# Sticky  Threads Containing Graphic Photos



## Whitefeather

We all realize the cycle of nature. Those who allow their pigeons to 'free' fly are aware of the dangers they (the pigeons) face. We are also aware that at some point all our beloved pets are going to cross over the Rainbow Bridge.

When sharing a photo of one of our fine feathered friends that has moved on, whether it be a pet or feral, *please pay the utmost respect to that bird by posting a 'memorable' and 'dignified' photo. *

There is no valid reason to post a graphic photo. So please don't, it will be deleted.

Thank You.

Cindy


----------



## Skyeking

Also, IF you have a predator type bird, PLEASE do not post any pictures of its "kill" or anything graphic of nature of the birds prey here on this forum, it is NOT appropriate. This is a pigeon and bird friendly forum.

There is no purpose for displaying such pictures, except to upset members.

*The only GRAPHIC picture/s that should be displayed, should be of injured or sick pigeons or birds, who are in need of rehab and for the purpose of educating members who need assistance.

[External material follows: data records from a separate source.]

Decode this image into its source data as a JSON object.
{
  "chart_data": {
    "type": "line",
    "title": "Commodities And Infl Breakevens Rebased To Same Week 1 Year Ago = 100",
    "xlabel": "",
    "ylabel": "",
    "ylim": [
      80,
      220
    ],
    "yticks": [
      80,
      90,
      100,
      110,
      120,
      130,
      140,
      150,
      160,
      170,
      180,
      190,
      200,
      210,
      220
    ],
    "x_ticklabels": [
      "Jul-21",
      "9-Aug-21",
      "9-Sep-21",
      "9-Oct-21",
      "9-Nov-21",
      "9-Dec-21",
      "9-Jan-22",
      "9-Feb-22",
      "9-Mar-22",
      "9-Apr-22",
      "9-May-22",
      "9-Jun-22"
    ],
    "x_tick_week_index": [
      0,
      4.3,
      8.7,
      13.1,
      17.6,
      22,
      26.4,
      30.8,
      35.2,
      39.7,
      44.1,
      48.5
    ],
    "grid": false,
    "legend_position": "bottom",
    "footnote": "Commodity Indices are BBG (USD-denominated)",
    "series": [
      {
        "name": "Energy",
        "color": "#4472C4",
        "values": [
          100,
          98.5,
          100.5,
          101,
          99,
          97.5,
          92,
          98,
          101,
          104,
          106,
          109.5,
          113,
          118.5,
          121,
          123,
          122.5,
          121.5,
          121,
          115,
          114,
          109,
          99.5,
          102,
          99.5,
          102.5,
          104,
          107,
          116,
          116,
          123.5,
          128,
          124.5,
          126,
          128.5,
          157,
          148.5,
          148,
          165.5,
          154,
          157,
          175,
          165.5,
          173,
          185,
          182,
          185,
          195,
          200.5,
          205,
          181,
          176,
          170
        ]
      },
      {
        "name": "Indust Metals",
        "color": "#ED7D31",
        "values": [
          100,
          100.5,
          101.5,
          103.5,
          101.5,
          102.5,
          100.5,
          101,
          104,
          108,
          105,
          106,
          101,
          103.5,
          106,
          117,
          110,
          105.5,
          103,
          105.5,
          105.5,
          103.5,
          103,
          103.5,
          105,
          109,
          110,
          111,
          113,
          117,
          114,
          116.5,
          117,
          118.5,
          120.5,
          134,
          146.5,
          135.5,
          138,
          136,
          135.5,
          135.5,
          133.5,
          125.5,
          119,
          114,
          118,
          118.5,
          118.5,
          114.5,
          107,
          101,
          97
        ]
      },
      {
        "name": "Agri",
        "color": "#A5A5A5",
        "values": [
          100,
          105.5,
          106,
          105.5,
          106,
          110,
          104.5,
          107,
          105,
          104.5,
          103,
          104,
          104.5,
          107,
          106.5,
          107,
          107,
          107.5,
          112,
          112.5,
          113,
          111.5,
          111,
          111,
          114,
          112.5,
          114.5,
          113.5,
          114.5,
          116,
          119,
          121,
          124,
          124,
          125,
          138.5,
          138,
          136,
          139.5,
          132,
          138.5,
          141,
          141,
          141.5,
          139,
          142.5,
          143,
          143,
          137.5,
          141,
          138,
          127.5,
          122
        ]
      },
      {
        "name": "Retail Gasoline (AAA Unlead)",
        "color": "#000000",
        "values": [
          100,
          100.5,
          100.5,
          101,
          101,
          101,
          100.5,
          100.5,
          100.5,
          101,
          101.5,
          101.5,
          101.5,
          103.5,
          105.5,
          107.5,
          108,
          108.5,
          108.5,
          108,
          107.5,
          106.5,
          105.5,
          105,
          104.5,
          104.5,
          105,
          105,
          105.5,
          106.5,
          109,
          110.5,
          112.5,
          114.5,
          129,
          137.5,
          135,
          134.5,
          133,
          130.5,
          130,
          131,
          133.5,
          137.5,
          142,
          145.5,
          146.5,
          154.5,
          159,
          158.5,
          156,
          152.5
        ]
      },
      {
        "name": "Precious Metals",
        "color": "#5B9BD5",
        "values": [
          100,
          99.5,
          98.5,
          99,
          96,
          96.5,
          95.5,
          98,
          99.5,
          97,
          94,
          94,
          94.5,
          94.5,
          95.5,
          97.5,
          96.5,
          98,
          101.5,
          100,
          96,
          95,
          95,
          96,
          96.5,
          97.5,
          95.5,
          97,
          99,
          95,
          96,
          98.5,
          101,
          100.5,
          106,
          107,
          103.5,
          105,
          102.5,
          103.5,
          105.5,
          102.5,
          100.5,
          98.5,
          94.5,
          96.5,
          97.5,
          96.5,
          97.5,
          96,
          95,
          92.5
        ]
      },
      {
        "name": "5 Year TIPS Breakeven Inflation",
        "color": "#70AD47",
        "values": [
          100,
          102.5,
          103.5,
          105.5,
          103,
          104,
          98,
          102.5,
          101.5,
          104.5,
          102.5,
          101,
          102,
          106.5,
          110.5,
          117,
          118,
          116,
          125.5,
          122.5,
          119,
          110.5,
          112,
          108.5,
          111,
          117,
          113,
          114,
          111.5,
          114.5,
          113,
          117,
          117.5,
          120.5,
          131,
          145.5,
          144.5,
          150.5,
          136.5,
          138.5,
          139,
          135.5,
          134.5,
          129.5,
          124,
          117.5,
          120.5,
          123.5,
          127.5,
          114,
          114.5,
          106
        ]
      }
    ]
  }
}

Those pictures can be crucial to identify in helping establish the exact form of treatment and are usually asked to be displayed by expert rehab members, of the owner of such bird. THAT is the only exception.

*Please show good taste when posting pics.


----------



## Feefo

I have some graphic pictures in my reference album, the purpose is to help members who might have a pigeon with the same condition, but the album has a plain warning that the contents are gory. I hope that is OK. I can delete it if requires and move the photos to my webshots album.

Cynthia


----------



## Skyeking

cyro51 said:


> I have some graphic pictures in my reference album, the purpose is to help members who might have a pigeon with the same condition, but the album has a plain warning that the contents are gory. I hope that is OK. I can delete it if requires and move the photos to my webshots album.
> 
> Cynthia


ABSOLUTELY....for educating and the purpose of rehab, I think it is fine, especially if they are in your private album.


----------



## Whitefeather

cyro51 said:


> I have some graphic pictures in my reference album, the purpose is to help members who might have a pigeon with the same condition, but the album has a plain warning that the contents are gory.
> I hope that is OK. I can delete it if requires and move the photos to my webshots album.
> 
> Cynthia


Hi Cynthia,
The photos I was referring to were those of pigeons in their deceased state, which is completely unnecessary, IMO. 

Your photos are identifying a situation which can help those who may come across a similiar situation, thus helping the rescuer help the rescued. 

Cindy


----------